Seule la Société ivoirienne de technologie tropicale (I2T) à Abidjan, en Côte d'Ivoire, semble avoir résolu le problème par la mise au point d'un système original d'épluchage à sec sur tambours animés de vitesses différentes suivi de tamisage et de centrifugation.
Le schéma de fabrication d'une farine de manioc utilisant le procédé d'épluchage-affinage décrit ci-dessus et mis en oeuvre à Toumodi, en Côte d'Ivoire, est illustré par la figure 48. Ce procédé offre une possibilité d'épluchage mécanique du manioc à un échelon semi-industriel ou industriel.
Le soja représente un produit intéressant du point de vue nutritionnel et offre de nombreuses possibilités de transformation. La fermentation est obtenue par inoculation de souches microbiennes précultivées sur des graines de soja préparées. Parmi les nombreux produits dérivés du soja, seuls le shoyu et le tempeh sont présentés dans ce dossier. Le mode de fabrication de ces deux produits est sensiblement différent.
Ce produit, qui sert d'assaisonnement, se présente sous forme liquide et est obtenu par fermentation simultanée de graines de soja et de céréales (généralement du blé) en milieu salé.
a) Préparation
- faire griller les grains de blé et les écraser grossièrement;
- mettre les graines de soja à tremper 10 à 12 h à température ambiante;
- éliminer l'eau et faire cuire en autoclave à 120°C pendant une heure, puis décortiquer;
- mélanger en quantités égales blé et soja;
- effectuer sur du riz une préculture d'Aspergillus oryzae et A. sojae.
b) Fermentation
- mélanger, à raison de 0,1-0,2 pour cent, l'inoculum et le produit à base de soja et de riz et répartir dans des baquets de 5 cm de profondeur;- stocker à 30°C dans des conditions de teneur en CO2 et de circulation d'air homogènes et remuer périodiquement;
- après 72 heures, ajouter le même volume de saumure à 17-18 pour cent de sel;
- ajouter des souches de Saccharomyces rouxii, Torulopsis, Pediococcus sojae pour accélérer la fermentation;
- agiter périodiquement. A ce stade, la température de stockage a une grande incidence sur la durée de la fermentation: celle-ci dure en général un an, mais peut être réduite si le mélange est stocké pendant un mois à 15°C, puis quatre mois à 28°C, puis un mois à 15°C;
- presser pour recueillir le jus, embouteiller et pasteuriser à 70-80°C pendant 30 mn.

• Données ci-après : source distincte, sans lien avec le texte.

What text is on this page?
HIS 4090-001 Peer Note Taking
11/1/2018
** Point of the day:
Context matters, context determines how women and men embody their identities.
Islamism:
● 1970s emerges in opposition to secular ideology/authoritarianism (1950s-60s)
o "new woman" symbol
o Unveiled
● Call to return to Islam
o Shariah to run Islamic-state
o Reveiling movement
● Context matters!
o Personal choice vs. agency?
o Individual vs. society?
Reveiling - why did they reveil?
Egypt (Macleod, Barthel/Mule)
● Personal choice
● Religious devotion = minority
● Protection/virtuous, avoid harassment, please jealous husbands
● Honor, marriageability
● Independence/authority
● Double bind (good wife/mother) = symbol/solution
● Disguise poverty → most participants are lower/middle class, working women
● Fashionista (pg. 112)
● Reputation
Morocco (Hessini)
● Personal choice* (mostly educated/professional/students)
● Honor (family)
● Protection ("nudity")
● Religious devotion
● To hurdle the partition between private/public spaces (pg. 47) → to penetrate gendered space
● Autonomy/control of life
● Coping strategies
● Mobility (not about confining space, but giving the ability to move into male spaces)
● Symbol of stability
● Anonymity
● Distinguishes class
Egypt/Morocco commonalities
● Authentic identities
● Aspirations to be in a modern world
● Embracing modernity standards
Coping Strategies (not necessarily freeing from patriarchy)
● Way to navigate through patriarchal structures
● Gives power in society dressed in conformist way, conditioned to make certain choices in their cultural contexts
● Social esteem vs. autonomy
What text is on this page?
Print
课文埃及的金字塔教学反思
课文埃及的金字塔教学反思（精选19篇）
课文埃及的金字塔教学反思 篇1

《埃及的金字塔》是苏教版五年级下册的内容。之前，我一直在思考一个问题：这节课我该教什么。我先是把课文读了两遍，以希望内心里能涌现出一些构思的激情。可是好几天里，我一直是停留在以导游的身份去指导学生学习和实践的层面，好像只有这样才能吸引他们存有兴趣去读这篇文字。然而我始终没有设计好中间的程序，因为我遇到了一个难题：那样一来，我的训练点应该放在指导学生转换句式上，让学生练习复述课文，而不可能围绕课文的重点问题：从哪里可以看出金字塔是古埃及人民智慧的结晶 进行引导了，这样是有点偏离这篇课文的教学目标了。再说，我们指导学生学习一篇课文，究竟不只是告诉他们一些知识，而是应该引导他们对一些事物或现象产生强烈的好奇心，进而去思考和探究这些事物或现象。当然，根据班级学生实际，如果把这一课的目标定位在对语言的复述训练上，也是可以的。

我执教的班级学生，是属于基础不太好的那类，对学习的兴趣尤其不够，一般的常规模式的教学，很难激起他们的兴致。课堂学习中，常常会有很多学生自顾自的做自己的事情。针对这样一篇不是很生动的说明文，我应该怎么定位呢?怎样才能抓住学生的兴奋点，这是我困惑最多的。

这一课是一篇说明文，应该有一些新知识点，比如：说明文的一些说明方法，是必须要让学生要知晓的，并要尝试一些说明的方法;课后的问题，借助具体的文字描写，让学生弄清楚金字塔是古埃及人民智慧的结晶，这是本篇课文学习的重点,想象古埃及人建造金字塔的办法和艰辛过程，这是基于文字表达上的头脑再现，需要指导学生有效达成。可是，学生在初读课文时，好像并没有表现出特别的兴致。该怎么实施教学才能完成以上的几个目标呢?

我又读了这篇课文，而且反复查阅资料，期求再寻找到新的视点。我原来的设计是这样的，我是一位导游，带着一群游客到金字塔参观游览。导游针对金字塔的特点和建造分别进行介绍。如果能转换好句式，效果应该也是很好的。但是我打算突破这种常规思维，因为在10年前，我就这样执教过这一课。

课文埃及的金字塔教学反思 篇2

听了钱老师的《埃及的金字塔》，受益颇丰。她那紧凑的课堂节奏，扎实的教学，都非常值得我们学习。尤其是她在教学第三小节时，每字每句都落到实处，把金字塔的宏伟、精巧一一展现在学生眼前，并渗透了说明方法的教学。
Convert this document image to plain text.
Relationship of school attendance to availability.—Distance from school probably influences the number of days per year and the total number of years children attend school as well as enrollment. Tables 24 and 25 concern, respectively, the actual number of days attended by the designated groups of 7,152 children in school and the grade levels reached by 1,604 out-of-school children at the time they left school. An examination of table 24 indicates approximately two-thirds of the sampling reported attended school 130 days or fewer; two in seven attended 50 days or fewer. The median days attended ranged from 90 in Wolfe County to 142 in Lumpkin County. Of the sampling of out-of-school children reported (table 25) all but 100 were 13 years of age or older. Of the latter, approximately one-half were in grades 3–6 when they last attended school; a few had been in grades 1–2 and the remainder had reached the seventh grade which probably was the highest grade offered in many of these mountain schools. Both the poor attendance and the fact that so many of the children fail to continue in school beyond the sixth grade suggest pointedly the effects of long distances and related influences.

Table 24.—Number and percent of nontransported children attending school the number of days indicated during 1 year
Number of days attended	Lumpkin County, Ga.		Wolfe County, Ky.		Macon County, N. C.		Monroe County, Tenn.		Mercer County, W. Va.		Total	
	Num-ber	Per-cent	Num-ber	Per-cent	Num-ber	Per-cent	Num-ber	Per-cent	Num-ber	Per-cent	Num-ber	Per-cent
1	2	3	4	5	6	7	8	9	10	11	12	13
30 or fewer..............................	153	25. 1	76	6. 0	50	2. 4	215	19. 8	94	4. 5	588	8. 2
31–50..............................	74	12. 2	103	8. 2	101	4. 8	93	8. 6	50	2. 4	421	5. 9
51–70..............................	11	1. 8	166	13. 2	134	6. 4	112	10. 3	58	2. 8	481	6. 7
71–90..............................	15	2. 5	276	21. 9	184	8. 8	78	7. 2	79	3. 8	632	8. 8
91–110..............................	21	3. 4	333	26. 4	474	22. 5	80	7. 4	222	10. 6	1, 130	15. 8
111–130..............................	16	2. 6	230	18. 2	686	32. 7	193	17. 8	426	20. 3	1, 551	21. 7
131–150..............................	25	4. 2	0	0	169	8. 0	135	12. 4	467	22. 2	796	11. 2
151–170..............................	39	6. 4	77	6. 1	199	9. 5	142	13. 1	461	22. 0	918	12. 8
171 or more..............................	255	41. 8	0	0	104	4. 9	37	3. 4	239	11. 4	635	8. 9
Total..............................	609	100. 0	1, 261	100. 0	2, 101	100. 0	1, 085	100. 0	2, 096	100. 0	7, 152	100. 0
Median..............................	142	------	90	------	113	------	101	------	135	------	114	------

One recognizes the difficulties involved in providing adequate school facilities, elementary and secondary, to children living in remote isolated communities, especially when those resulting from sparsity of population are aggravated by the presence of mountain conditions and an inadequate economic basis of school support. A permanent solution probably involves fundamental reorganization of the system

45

Le tempeh est un aliment à part entière. Il est caractérisé par une forte teneur en protéines et un prix peu élevé. C'est un aliment de base pour les populations qui ont un régime pauvre en protéines.
Il diffère du shoyu par le fait qu'il est fabriqué à partir de soja exclusivement et qu'il est conservé par séchage.
a) Mode de fabrication ordinaire (ou traditionnel)
- décortiquer les graines de soja (soit directement, soit après les avoir ébouillantées);- tremper une nuit à 25°C;
- porter à ébullition dans de l'eau pendant 30 mn;
- éliminer l'eau;
- sécher la surface des graines;
- ajouter un ferment (du tempeh ou une préparation commerciale);
- emballer dans des feuilles de bananier;
- laisser fermenter 1-2 jours à température ambiante;
- blanchir quelques minutes;
- sécher à 93°C pendant 90-120 mn ou plus longtemps au soleil.
b) Mode de fabrication amélioré
- décortiquer et écraser simultanément en 4-5 morceaux;
- tremper dans de l'eau à 25°C pendant 30 mn;
- porter à ébullition pendant 30 mn;
- éliminer l'eau, puis refroidir;
- inoculer avec Rhizopus oligosporus préparé séparément;
- emballer hermétiquement;
- laisser fermenter à 30-31°C pendant 20 heures.